Somewhere in the silence of Melbourne’s endless lockdowns, while streets sat empty and televisions looped the same anxious headlines, a former navy sailor stared at a screen in disbelief. The world he had been trained to fear suddenly looked different. Enemies were shaking hands. Politics blurred into theatre. And somewhere between exhaustion, isolation, and revelation, a song called War Killer was born.


Reetoxa’s latest single does not arrive wrapped in polish or careful diplomacy. It storms in with the urgency of a late night argument and the bruised honesty of someone trying to make sense of a fractured world. Fronted by Melbourne songwriter Jason McKee, the project carries the weight of lived experience rather than borrowed rebellion. You can hear it in every line. There is frustration here, but also confusion, hope, humour, and the unmistakable sound of someone refusing to filter their thoughts for comfort.


Musically, War Killer leans hard into old school punk spirit while avoiding the trap of nostalgia. The guitars grind with purpose, the rhythm section drives like a runaway train, and the vocal delivery feels deliberately rough around the edges in a way that suits the song’s emotional core. It sounds less like a calculated studio performance and more like a moment captured before anyone had time to overthink it. That rawness becomes the track’s greatest strength.


What makes the single stand out is not controversy or political name dropping. It is the tension underneath it all. McKee approaches the subject not as an activist or commentator, but as someone shaped by military culture suddenly confronted with an image of peace he never expected to see. Rather than preaching, the song wrestles openly with contradiction. That vulnerability gives War Killer a strangely human centre beneath the noise and distortion.
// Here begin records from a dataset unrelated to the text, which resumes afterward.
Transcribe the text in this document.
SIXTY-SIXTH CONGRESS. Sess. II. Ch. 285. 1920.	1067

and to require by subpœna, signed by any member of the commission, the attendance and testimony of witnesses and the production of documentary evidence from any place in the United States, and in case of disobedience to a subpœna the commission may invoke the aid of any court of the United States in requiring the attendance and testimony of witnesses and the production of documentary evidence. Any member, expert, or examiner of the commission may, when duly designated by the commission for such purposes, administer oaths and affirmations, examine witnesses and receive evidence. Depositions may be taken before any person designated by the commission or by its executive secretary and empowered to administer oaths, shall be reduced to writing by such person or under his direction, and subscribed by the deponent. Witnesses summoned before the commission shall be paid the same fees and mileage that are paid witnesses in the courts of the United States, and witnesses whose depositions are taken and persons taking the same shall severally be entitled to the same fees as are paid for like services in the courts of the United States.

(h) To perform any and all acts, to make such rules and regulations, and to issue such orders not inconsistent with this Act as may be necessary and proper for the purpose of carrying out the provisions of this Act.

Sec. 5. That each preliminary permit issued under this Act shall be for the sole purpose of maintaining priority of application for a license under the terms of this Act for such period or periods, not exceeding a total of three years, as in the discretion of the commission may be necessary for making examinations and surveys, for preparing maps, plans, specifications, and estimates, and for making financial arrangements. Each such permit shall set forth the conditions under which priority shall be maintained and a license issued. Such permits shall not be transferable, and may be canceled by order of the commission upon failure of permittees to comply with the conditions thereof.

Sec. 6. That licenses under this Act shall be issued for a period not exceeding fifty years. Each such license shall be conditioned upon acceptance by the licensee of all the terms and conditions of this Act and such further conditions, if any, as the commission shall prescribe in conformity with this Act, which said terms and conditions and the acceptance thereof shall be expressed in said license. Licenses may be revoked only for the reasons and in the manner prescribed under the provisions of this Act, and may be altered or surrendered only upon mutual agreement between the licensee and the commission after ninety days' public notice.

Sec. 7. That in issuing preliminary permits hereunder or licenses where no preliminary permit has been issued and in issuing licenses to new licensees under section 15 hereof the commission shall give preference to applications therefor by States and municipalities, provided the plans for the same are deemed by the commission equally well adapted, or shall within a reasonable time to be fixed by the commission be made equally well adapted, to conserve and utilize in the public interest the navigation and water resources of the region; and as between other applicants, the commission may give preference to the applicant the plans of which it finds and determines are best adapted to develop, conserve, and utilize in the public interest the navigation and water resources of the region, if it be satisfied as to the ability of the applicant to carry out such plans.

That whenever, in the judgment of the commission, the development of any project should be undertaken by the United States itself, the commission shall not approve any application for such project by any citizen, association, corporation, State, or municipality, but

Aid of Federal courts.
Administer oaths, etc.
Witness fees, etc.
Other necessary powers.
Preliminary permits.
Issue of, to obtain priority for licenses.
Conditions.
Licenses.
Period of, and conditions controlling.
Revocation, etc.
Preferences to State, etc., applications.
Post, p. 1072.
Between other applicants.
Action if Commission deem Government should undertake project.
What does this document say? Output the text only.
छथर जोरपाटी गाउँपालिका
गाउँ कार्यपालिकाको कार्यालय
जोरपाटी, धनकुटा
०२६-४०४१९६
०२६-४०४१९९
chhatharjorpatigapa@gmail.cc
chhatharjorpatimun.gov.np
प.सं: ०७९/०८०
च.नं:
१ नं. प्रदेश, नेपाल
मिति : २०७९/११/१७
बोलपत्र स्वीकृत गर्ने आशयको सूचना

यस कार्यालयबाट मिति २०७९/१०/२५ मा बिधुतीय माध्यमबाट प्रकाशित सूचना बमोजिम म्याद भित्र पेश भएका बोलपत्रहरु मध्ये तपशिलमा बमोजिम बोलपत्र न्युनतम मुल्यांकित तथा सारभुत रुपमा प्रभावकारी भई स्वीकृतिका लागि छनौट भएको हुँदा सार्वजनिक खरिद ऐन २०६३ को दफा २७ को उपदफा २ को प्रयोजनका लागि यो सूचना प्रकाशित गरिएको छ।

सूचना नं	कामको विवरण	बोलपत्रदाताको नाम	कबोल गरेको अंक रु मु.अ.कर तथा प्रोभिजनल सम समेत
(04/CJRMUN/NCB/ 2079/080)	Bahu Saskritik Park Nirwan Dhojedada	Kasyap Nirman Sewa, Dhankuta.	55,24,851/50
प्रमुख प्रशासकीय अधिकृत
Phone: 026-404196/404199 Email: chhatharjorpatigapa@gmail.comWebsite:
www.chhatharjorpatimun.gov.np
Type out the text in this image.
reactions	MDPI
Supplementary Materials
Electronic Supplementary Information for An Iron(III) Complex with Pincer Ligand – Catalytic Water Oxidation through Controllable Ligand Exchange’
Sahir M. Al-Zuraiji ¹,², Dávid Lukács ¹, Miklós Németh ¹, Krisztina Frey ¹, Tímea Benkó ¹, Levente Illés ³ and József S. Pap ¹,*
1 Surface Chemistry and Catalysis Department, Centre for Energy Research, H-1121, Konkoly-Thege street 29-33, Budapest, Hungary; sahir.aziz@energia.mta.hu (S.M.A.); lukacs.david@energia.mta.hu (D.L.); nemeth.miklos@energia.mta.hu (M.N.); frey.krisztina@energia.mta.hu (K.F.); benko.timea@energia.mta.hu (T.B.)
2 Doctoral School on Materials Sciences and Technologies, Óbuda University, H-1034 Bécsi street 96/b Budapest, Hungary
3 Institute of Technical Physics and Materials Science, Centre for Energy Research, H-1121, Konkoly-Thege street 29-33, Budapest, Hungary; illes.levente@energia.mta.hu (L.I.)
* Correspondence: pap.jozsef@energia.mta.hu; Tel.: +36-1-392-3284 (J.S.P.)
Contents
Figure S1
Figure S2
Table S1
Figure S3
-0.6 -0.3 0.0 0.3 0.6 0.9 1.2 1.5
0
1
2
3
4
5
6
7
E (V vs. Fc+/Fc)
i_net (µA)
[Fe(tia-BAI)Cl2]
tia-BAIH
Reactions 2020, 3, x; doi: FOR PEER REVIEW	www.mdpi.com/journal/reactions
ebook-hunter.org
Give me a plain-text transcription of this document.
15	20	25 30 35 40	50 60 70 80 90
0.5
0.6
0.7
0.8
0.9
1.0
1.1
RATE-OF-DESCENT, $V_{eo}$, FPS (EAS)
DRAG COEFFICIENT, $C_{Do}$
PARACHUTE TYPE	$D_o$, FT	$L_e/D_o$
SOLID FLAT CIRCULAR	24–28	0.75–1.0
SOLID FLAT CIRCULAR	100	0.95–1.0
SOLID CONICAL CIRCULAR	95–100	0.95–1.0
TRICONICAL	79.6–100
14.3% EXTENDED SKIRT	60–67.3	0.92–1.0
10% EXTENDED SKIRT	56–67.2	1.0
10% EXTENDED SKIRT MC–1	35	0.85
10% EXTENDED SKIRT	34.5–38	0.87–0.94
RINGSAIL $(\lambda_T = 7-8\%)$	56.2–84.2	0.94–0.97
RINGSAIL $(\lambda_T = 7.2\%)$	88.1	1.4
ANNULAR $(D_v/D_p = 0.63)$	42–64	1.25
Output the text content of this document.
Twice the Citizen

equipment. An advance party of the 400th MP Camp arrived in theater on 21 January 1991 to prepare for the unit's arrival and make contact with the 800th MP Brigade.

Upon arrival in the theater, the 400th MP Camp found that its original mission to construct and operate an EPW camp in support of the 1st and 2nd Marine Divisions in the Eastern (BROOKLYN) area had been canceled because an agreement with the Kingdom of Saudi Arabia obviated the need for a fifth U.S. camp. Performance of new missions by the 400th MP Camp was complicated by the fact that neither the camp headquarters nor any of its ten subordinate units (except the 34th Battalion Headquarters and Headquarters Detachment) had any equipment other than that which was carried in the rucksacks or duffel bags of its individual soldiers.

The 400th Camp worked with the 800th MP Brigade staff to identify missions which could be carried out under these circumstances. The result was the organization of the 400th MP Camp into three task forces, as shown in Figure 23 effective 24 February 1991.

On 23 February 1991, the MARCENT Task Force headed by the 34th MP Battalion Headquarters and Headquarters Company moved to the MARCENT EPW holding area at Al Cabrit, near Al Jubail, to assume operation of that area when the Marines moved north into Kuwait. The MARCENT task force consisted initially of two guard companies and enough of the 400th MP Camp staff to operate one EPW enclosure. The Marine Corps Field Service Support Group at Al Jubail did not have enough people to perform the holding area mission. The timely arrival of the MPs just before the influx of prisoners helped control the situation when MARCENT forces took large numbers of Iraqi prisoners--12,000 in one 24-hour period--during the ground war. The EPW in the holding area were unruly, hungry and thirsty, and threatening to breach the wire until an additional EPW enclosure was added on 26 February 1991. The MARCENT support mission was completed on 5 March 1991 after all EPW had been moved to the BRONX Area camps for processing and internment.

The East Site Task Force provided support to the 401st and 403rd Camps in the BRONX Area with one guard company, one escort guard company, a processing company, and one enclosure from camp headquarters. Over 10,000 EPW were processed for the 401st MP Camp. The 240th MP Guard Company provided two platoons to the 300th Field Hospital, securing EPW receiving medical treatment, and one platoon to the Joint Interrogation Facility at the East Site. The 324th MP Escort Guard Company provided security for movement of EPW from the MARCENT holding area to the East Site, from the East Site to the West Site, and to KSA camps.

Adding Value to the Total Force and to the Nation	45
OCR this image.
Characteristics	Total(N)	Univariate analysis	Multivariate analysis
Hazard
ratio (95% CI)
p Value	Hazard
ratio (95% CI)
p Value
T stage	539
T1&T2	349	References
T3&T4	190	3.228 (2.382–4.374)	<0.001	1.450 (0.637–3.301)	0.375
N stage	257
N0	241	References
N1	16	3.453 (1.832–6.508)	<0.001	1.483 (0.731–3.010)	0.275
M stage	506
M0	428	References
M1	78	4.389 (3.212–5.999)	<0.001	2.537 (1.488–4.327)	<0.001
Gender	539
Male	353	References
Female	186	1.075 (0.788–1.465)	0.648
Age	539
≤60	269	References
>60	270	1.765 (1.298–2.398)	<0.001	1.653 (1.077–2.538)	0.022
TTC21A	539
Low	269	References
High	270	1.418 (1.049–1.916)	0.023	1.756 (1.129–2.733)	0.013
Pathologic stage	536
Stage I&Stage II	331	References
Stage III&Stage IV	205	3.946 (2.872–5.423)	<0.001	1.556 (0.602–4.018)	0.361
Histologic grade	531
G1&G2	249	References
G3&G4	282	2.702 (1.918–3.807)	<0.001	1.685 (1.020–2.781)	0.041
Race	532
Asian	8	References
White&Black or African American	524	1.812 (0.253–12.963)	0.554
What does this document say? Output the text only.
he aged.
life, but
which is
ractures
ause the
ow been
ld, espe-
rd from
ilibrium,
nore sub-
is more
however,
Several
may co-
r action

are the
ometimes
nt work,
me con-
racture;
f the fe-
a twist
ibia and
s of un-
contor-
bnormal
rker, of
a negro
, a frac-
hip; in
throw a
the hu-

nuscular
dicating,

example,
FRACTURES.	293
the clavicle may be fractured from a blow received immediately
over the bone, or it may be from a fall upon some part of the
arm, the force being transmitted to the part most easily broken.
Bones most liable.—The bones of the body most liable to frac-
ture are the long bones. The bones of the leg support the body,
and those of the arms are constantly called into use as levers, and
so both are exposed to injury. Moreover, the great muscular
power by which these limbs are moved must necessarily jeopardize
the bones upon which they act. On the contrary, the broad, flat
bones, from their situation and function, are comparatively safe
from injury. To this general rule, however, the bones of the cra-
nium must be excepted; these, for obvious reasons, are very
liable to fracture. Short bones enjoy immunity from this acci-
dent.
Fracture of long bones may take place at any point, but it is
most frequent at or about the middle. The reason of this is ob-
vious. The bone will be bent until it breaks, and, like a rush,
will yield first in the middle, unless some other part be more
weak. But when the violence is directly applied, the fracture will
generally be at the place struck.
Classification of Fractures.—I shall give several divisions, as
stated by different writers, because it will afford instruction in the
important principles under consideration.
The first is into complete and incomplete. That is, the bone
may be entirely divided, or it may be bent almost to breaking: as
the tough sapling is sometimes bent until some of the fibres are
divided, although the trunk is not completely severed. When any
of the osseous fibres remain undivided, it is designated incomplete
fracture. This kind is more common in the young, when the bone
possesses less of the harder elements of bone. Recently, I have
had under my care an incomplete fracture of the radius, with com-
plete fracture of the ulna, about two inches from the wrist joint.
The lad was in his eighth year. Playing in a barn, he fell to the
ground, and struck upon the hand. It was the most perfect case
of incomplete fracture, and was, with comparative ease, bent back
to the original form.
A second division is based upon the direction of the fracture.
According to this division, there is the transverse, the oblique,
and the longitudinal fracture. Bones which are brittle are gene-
There is also something undeniably cinematic about the story surrounding the recording itself. After a break involving beer and tequila, the band launched into a take that reportedly changed everyone’s mind about the song. Listening back, it is easy to understand why. The performance feels alive, unpredictable, and dangerously close to falling apart at any second.


With War Killer, Reetoxa delivers more than a punk track. They deliver a conversation starter. Messy, loud, emotional, and unapologetically real.